For a certain gas in a closed container, the pressure has been raised by #0.4%#, and the temperature was raised by #"1 K"#. What temperature did the gas start at?

As is customary, we assume ideality when we see the terms pressure, temperature, and "closed vessel" together.

The closed vessel tells us nothing more than that the mols of gas inside it are constant; it makes no indication of the vessel's volume being constant, since the closed vessel might just be a big, fat balloon.

It seems that we are given:

Replace to obtain:

which is one of the options for the given answer; this does not preclude the question from being revised; in fact, it is most likely the intended meaning of the question.

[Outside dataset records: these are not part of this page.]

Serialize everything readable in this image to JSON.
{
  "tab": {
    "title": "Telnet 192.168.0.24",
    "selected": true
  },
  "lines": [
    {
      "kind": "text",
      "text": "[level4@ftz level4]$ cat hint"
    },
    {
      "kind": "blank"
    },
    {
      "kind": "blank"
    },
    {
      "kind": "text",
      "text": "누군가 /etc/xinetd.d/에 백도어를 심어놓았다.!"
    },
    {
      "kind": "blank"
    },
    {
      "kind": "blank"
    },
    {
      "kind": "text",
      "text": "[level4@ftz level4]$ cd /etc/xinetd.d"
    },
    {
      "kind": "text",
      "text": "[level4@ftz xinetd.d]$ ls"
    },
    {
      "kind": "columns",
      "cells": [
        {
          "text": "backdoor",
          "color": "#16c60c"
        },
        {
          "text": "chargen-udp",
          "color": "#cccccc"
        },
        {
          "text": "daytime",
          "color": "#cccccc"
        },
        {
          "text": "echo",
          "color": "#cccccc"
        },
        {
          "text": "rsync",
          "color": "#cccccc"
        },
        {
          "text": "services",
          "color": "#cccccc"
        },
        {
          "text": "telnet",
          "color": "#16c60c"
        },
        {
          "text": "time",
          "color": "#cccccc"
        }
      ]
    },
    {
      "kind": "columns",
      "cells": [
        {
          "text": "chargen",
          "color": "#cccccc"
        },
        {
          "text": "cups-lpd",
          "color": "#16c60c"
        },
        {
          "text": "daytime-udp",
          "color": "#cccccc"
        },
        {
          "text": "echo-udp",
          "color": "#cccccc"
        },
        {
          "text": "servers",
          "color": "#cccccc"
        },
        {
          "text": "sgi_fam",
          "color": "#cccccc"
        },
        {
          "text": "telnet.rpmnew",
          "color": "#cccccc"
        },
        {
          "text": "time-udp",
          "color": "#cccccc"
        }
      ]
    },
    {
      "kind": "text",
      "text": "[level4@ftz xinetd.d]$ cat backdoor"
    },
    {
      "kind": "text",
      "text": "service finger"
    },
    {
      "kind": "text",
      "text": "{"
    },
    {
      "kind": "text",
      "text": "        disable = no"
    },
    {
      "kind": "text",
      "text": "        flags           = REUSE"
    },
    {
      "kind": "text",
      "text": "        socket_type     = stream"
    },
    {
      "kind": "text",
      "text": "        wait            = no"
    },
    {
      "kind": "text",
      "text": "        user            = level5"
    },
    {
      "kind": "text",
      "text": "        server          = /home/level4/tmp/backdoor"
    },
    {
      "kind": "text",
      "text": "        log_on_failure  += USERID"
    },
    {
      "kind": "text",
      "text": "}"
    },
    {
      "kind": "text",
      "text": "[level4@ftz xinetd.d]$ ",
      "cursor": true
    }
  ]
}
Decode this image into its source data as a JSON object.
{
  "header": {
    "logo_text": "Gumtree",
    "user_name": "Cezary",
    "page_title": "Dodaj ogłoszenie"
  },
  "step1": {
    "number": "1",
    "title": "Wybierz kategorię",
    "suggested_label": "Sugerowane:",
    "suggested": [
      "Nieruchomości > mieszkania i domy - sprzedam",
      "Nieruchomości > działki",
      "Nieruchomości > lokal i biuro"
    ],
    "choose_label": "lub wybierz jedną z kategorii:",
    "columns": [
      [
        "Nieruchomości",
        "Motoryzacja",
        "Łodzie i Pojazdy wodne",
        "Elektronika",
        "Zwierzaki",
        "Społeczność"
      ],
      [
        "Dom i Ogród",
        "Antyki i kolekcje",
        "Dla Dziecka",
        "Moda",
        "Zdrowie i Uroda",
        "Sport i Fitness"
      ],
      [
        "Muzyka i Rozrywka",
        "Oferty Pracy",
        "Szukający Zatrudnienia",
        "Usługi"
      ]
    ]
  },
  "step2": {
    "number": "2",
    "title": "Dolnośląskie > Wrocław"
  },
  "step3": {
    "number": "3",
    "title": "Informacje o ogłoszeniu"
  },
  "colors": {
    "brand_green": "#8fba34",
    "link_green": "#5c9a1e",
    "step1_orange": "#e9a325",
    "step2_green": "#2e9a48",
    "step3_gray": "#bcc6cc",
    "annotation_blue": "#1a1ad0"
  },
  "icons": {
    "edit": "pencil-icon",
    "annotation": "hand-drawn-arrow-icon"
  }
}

To find the initial temperature of the gas, you can use the ideal gas law:

[PV = nRT]

Where:

• (P) is the pressure of the gas
• (V) is the volume of the gas (constant since the container is closed)
• (n) is the number of moles of gas (constant since the container is closed)
• (R) is the ideal gas constant
• (T) is the temperature of the gas

Since the pressure and temperature have changed, we can write:

[\frac{{P_2}}{{P_1}} = \frac{{T_2}}{{T_1}}]

Given:

• (\frac{{P_2}}{{P_1}} = 1 + 0.4% = 1.004)
• (\Delta T = T_2 - T_1 = 1 , K)

Substituting the values:

[1.004 = \frac{{T_2}}{{T_1}}]

Solving for (T_1):

[T_1 = \frac{{T_2}}{{1.004}}]

[T_1 = \frac{{T_2}}{{1.004}}]

[T_1 = \frac{{T_2}}{{1.004}}]

[T_1 \approx \frac{{T_2}}{{1.004}}]

[T_1 \approx \frac{{1 , K}}{{1.004}}]

[T_1 \approx 0.996 , K]

So, the initial temperature of the gas was approximately (0.996 , K).